IOR/B/26 f.296 Minutes of the East India Company Court of Directors 20 February 1662/63
Here are some other examples of his handiwork, starting with a bird which looks like a cross between a pheasant and a dodo.
IOR/B/26 f.303 Minutes of the East India Company Court of Directors 8 April 1663
IOR/B/26 f.288v Minutes of the East India Company Court of Directors 14 January 1662/63
IOR/B/26 f.305 Minutes of the East India Company Court of Directors 13 April 1663
It appears that the clerk was told to stop embellishing the minutes as there are letters prepared for decoration but left unfilled. I haven’t been able to discover the identity of our artist. Until 1666 East India Company Secretaries employed their own clerks who weren’t on the official payroll and it seems likely our man fell into this category.
The Company Secretary at this time was John Stanyan. His brother Laurence was employed as his salaried assistant. The Stanyans faced difficult challenges during their time in office.
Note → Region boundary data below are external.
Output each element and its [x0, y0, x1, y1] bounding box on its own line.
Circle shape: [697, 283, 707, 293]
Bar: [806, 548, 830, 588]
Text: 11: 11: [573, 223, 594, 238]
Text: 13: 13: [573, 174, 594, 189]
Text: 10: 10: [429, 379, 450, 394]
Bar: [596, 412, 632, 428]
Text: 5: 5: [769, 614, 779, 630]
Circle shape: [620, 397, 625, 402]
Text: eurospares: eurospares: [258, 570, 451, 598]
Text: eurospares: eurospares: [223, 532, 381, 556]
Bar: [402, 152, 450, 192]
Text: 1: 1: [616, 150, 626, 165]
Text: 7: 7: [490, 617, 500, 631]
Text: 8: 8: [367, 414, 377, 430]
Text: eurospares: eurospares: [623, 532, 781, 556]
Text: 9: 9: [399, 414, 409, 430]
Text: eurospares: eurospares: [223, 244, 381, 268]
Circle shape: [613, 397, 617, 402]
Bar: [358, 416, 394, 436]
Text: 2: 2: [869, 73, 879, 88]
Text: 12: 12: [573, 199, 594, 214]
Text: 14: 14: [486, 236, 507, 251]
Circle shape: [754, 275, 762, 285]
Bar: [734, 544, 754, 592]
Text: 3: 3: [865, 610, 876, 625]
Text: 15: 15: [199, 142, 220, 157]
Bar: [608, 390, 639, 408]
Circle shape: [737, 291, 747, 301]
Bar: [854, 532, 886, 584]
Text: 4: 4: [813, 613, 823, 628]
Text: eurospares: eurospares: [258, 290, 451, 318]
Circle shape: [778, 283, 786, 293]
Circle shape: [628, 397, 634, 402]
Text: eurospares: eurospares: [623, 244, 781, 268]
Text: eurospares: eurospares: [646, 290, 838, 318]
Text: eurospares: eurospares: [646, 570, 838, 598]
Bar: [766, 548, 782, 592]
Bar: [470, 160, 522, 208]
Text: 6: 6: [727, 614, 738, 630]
In 1665 plague spread through London: Laurence stayed to deal with Company business whilst John was given permission to go the country. Laurence was rewarded with a gratuity of £50 for remaining in town at a time of ‘great mortality’. The following year, John helped to organise operations when East India House in Leadenhall Street and Company goods were threatened with destruction during the Great Fire of London.
In December 1666 John Stanyan was dismissed by the East India Company. The directors discovered that he had carried out private trade in prohibited goods, and had advised the Company’s overseas merchants on how to maximise their personal trading profits to the detriment of the Company. He had also written disparagingly of the Court and its orders. Laurence Stanyan was sacked in May 1677 for private trading, and for copying letters with confidential information written by his brother.
Settlement of John Stanyan’s affairs took years – he was still negotiating with the Court in 1671. He secured the post of Principal Registrar of the Consistory Court in Gloucester, presumably through his wife’s father, John Pritchett, who was the Bishop there. Since the work in Gloucester could be carried out by a deputy, John enjoyed the life of a country gentleman in Harefield Middlesex.
Laurence also prospered, becoming Commissioner of the Revenue, settling in Monken Hadley near Barnet. His son Abraham became a diplomat and MP.
But I wonder what became of our artistic scribe?